Une démission sous pression, une vacance impossible

Le départ de Jack Lang n’a pas été une transition tranquille : il s’est imposé comme une opération de dégagement. Le 7 février, l’ancien ministre de la Culture a écrit au ministre des Affaires étrangères, Jean-Noël Barrot, pour “proposer” sa démission, au moment où la controverse autour de ses liens passés avec Jeffrey Epstein prenait une dimension politique nationale. L’Élysée a “pris acte”, Barrot a déclenché la procédure et annoncé la convocation d’un conseil d’administration dans la semaine.  

Dans ce dossier, l’exécutif a voulu aller vite, précisément parce que l’IMA ne peut pas se payer le luxe d’une vacance durable : sa gouvernance associe la France et des États arabes, et la moindre hésitation se lit aussitôt comme un affaiblissement. Les appels à la démission ont afflué, et la séquence a basculé d’une affaire d’image à une question de crédibilité institutionnelle.  

Un choix “Élysée-Quai d’Orsay”, assumé

Le 17 février, le conseil d’administration a donc désigné Anne-Claire Legendre. Plusieurs récits soulignent que sa nomination doit encore être ratifiée par les États arabes membres (ou représentants) concernés par la gouvernance de l’IMA — un rappel utile : l’institution est un carrefour diplomatique autant qu’un lieu culturel.  

Le profil est celui d’une diplomate de carrière de 46 ans, passée par des fonctions exposées (consulat général à New York, ambassadrice au Koweït, puis porte-parole du Quai d’Orsay) avant de rejoindre l’Élysée sur le périmètre Afrique du Nord-Moyen-Orient. Le message politique est clair : après une présidence très incarnée, l’État installe une dirigeante “méthode”, capable de tenir les équilibres, de parler aux partenaires arabes et de reprendre la main sur une maison réputée difficile à stabiliser.  

Première femme à la tête de l’IMA, mais surtout une présidence sous contraintes

Anne-Claire Legendre devient la première femme à diriger l’IMA depuis sa création il y a environ quarante ans. Le symbole est fort, mais la difficulté est ailleurs : Le Monde rappelle des défis lourds — finances, identité de l’institution, capacité à remobiliser une organisation vieillissante — et une perte relative de centralité dans la diplomatie culturelle française. Autrement dit : l’IMA reste prestigieux, mais il doit prouver qu’il est encore indispensable.  
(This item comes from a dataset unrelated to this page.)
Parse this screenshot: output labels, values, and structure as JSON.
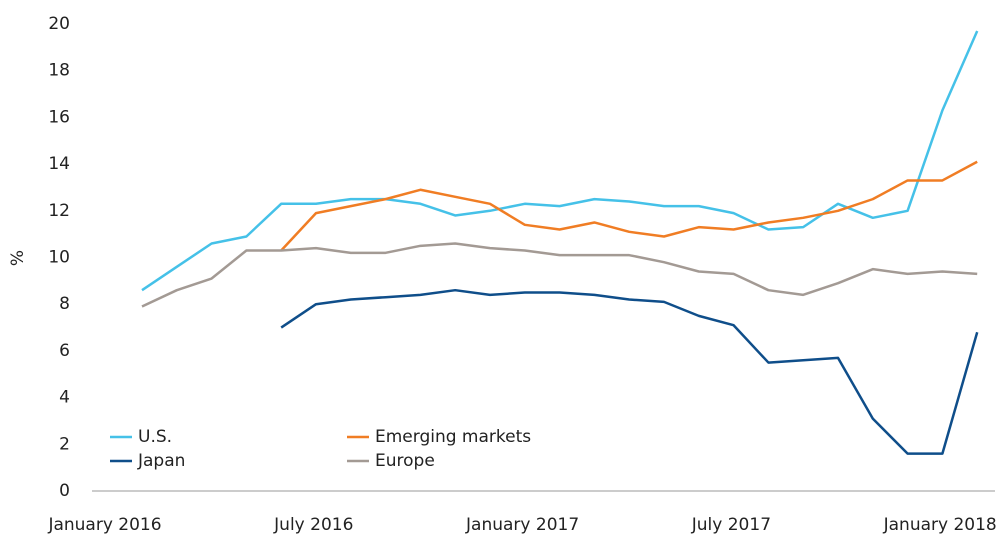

La succession est donc autant une opération de communication qu’un chantier de gouvernance. Selon plusieurs articles, l’exécutif veut un retour à des règles et à une discipline de gestion, après une crise qui a exposé l’institution. La présidente ne sera pas jugée sur des intentions : elle sera jugée sur des résultats rapides, visibles, mesurables.  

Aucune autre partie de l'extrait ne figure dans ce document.